Stop! Don’t run away! Come back…. I know the words Gradient Tool can be a little daunting but you are going to love this technique. It’s super simple, super versatile, and most importantly, a great timesaver. Yes, really.
As digital scrapbookers, one of the ways we have an advantage over paper scrapbookers is that we can blend our photos into the page. Today, I’m going to share with you my super-quick way of blending a photo into your background with minimal fuss and maximum oomph! using the Gradient Tool in Photoshop or PSE.
The Gradient Tool is found under the Draw category of the Tools panel. Its keyboard shortcut is G.
Click on the Gradient Tool button, and the drop-down menu will give a range of options: The key ones are highlighted in my screenshot.

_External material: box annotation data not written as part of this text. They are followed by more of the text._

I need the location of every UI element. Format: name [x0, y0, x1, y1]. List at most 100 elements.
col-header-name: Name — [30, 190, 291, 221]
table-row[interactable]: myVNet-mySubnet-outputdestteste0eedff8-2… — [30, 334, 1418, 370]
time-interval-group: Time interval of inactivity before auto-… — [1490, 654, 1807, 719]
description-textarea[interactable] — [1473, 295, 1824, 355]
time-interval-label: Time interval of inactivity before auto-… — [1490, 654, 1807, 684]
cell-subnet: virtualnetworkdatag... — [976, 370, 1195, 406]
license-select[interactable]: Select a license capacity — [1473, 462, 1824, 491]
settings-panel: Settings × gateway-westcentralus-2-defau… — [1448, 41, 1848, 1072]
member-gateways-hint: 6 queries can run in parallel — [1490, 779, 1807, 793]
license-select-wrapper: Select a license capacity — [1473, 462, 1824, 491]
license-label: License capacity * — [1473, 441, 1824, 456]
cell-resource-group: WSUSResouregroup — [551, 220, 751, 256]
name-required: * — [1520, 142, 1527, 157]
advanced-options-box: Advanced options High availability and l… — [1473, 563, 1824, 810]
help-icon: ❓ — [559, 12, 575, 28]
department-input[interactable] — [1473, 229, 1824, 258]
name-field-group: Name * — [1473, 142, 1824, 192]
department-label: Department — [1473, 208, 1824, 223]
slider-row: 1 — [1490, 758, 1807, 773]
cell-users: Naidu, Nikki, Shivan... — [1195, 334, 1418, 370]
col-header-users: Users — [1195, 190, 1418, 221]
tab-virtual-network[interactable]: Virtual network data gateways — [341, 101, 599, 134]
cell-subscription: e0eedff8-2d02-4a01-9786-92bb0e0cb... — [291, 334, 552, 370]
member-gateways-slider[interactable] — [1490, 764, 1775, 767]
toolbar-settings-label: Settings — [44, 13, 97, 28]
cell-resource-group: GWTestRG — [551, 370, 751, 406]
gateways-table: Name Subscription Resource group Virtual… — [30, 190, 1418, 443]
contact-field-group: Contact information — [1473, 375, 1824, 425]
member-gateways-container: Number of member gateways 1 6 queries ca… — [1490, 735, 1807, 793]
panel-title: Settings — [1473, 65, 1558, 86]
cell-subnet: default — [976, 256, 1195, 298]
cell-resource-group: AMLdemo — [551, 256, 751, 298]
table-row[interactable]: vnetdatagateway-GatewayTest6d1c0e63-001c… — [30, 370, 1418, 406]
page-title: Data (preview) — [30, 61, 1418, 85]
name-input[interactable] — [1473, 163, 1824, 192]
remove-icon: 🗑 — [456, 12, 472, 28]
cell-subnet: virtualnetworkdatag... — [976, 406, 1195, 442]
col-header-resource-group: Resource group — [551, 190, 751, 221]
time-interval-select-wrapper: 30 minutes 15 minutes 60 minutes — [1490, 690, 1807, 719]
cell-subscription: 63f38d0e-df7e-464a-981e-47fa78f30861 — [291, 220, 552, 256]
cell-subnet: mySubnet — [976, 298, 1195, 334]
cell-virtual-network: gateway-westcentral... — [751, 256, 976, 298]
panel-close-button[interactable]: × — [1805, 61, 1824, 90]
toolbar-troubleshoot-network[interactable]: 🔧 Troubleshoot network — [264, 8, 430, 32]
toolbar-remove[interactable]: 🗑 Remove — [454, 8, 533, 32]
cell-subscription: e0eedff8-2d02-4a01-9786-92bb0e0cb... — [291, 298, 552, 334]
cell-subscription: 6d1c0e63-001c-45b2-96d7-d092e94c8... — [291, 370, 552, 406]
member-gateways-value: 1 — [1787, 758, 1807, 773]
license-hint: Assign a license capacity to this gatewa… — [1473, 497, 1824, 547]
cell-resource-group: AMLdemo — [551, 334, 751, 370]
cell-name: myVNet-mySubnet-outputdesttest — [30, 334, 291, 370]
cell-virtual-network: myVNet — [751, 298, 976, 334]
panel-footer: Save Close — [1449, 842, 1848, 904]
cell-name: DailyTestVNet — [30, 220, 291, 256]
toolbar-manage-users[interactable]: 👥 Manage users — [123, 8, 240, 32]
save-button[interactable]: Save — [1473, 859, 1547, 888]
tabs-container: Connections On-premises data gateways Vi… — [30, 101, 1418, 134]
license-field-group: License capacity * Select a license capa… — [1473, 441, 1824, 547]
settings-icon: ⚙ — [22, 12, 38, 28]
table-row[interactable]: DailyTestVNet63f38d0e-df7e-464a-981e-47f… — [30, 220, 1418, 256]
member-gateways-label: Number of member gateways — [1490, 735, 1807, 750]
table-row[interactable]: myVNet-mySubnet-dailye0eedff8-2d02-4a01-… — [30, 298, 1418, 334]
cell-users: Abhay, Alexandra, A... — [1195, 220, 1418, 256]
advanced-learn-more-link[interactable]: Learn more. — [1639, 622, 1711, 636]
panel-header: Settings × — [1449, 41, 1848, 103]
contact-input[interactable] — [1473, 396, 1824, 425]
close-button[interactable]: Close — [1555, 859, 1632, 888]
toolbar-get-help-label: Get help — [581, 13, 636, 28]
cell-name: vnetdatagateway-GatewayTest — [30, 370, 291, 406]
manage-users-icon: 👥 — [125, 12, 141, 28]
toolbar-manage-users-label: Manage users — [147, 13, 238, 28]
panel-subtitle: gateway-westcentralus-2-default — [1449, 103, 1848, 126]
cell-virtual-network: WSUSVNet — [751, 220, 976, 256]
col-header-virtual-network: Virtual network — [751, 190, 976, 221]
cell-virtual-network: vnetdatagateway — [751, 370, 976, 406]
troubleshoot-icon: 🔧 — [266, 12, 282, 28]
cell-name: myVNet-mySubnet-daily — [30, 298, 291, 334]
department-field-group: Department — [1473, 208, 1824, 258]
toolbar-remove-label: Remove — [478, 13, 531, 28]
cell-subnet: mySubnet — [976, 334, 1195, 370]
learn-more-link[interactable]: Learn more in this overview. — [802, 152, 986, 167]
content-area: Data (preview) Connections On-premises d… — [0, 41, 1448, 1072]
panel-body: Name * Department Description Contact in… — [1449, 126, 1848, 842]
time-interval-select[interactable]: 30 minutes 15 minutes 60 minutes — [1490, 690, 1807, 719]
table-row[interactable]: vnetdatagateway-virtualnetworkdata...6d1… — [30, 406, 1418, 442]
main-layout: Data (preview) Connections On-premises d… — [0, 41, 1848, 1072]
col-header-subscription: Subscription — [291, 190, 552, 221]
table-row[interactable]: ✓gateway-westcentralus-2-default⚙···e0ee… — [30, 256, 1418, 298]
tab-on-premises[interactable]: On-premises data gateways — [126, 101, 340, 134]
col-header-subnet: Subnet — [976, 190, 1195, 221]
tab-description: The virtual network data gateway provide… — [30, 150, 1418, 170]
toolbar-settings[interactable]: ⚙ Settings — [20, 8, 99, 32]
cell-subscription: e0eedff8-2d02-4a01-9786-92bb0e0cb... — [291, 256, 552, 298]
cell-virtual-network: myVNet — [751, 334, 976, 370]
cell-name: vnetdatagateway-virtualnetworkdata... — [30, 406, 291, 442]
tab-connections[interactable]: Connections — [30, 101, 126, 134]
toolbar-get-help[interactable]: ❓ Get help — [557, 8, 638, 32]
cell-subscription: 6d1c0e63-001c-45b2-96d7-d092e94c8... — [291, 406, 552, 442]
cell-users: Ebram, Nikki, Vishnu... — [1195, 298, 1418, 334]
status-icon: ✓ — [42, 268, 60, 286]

For this exercise, the Gradient image with the small arrow needs to be set at Foreground to Transparent (the second one in Default settings) while the blue unlabeled buttons require a Linear setting, the leftmost option. Keep Transparency and Dither selected as these give a smoother blend.
I am using a photo that I want to blend downwards from its focal point at the top of the image to a faded-out lower section. In keeping with this, I also want to position it at the top of my blank page. With the Gradient Tool selected, place the cursor where the gradient should extend from. In my screenshot, I started at the top of the blank page and (while holding down Shift) drew a line downwards to the bottom of the page. My gradient started out at 100% opacity and faded away to 0%. Vary the direction of the drag depending on the focal point of the photo.
Clip (Ctrl+G) the photo to the gradient layer and merge. In my example, I did this and then used the Blending mode “Darken” before placing it over the background paper.
With my focal point set, I added a lighting effect and some simple embellishments to complete my page.
Don’t be afraid of the Gradient Tool. Experiment a little and discover quick, easy, and (when done this way) editable gradients for seamless blending. Move the gradient around, stretch it out, or vary the opacity before merging the gradient and the photo. This is a great technique for using a photo that may be less than perfect, and by varying the Blend modes, you can achieve different effects.
I look forward to seeing the blended pages you create using this technique, so be sure to share them with us in the Scrap Girls Gallery.